The catalyst for their organizing follows the classic path of class consciousness, but its content is new. There are two direct triggers. One is the Pentagon-Google AI contract signed in late April 2026, allowing Gemini to be used on U.S. Department of Defense classified networks for "any lawful government purpose" without binding restrictions preventing diversion to autonomous weapons or domestic mass surveillance. The other is that Google quietly removed from its website in February 2025 the pledge against developing AI for weapons—a promise made after the 2018 Project Maven internal protests and resignations by 4,000 employees opposing AI for drone surveillance video analysis. Adding to this are the Washington Post reports that Google's AI tools aided the Israeli Defense Forces in the Gaza war, and Google's firing of 50 employees who protested. One DeepMind researcher told Fortune, "What we are trying to reclaim is precisely that lever." In 2018, even individual researchers' threats to resign could move management, but between 2025 and 2026, Google laid off thousands, destroying that lever. Under conditions where individual resistance is blocked, workers have turned to structural organization.

In Lenin's terms, this is a case where workers have concretely and materially recognized how the science and technology produced by their labor is transformed through capital into imperialist state violence. This direct perception of how their products function within social relations is the material basis of class consciousness. And we must note the possibility that this crack will not stop with Google DeepMind's 1,000 workers. The Pentagon has simultaneously signed similar contracts with OpenAI, xAI, Microsoft, and Amazon. Only Anthropic refused, and the Pentagon banned the use of Anthropic's products for all units, designating it a "supply chain risk." The DeepMind union is the first crack in this entire camp, and cracks tend to propagate.
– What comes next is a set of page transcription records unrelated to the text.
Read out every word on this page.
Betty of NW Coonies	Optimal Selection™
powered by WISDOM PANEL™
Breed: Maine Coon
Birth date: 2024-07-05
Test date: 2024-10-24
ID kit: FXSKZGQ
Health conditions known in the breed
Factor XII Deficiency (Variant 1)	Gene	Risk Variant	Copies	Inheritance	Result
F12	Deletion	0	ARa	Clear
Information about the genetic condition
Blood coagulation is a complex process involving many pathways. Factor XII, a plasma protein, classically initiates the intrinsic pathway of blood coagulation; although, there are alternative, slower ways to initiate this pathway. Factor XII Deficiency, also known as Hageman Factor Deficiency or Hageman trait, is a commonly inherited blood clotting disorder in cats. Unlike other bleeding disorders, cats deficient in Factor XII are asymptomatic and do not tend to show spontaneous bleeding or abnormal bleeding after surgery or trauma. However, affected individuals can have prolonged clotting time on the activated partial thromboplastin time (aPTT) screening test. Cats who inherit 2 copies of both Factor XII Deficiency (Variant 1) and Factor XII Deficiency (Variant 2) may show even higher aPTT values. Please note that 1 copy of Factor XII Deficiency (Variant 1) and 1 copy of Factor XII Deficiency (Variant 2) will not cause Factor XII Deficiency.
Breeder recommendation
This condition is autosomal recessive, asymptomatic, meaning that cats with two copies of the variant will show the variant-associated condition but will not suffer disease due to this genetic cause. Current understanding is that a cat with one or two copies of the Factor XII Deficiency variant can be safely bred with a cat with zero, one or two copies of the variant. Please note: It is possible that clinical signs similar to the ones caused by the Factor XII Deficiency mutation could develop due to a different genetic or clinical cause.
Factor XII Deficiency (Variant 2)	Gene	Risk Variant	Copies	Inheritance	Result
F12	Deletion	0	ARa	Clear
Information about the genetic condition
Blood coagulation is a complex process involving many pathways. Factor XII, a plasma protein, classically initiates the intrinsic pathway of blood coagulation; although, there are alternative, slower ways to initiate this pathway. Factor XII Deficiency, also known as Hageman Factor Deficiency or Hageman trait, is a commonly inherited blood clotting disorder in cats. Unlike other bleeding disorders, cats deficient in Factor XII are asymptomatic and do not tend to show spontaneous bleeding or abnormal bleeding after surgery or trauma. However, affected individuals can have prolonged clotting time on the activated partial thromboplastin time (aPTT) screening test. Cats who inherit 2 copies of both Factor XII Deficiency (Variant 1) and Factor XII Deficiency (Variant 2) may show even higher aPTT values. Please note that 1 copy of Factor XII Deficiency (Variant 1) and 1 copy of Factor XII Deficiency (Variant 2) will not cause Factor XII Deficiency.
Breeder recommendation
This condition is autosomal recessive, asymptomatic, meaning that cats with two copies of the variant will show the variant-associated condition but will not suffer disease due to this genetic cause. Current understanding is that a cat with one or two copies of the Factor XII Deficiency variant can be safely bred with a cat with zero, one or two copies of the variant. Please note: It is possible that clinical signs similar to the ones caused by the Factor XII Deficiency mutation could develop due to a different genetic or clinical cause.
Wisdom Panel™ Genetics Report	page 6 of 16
In parallel with this news, tonight I had the opportunity to analyze the strategic positions of the working class in the AI era. In conditions where AI mass-produces unemployment, is UBI the solution, or is it securing political control for the class that produces infrastructure and essential services? The conclusion was clear. UBI has the limitation of thinking about distribution relations separately from production relations. Preserving capitalist production relations while only guaranteeing monetary income is a structure that maintains exploitation while returning some of its fruits. The real solution must unfold along three axes. First, redistribute the productivity gains from AI not as layoffs but as reduced working hours. Reduce the workweek from 40 hours to 30 or 25 hours, allowing the entire working class to share the labor that AI replaces. Second, the state should directly organize and redeploy labor for socially necessary but neglected areas—public housing, care work, ecological transition, expansion of public transport—where profits are insufficient. Third, and most crucially, the workers who produce AI's material infrastructure—power plants, transmission grids, data centers, telecommunications, logistics—must gain political control.

This last point is a modern update of Lenin's analysis in the early 20th century of railway, electric power, and telecommunications workers as strategic production nodes. AI automates cognitive labor but cannot produce or reproduce its own physical basis. GPU farms need electricity, which is produced by power plant workers. Data centers need coolant, and cooling systems are maintained by plumbers and electricians. The more advanced AI becomes, the deeper its dependence on that material infrastructure, and at that very point, the objective political position of infrastructure workers rises. That DeepMind researchers are cracking the brain of AI production, while infrastructure workers secure control over the body of AI production—these are different fronts of the same struggle.

The common direction indicated by these two fronts is one: deciding what AI will be used for and what it will not be used for. As long as this decision is monopolized by NVIDIA shareholders and Pentagon procurement officers, the development of productive forces will only deepen class domination. Moving decision-making power to the producers themselves—that is the concrete content of class struggle in the AI era of 2026. DeepMind's 1,000 workers have taken the first step.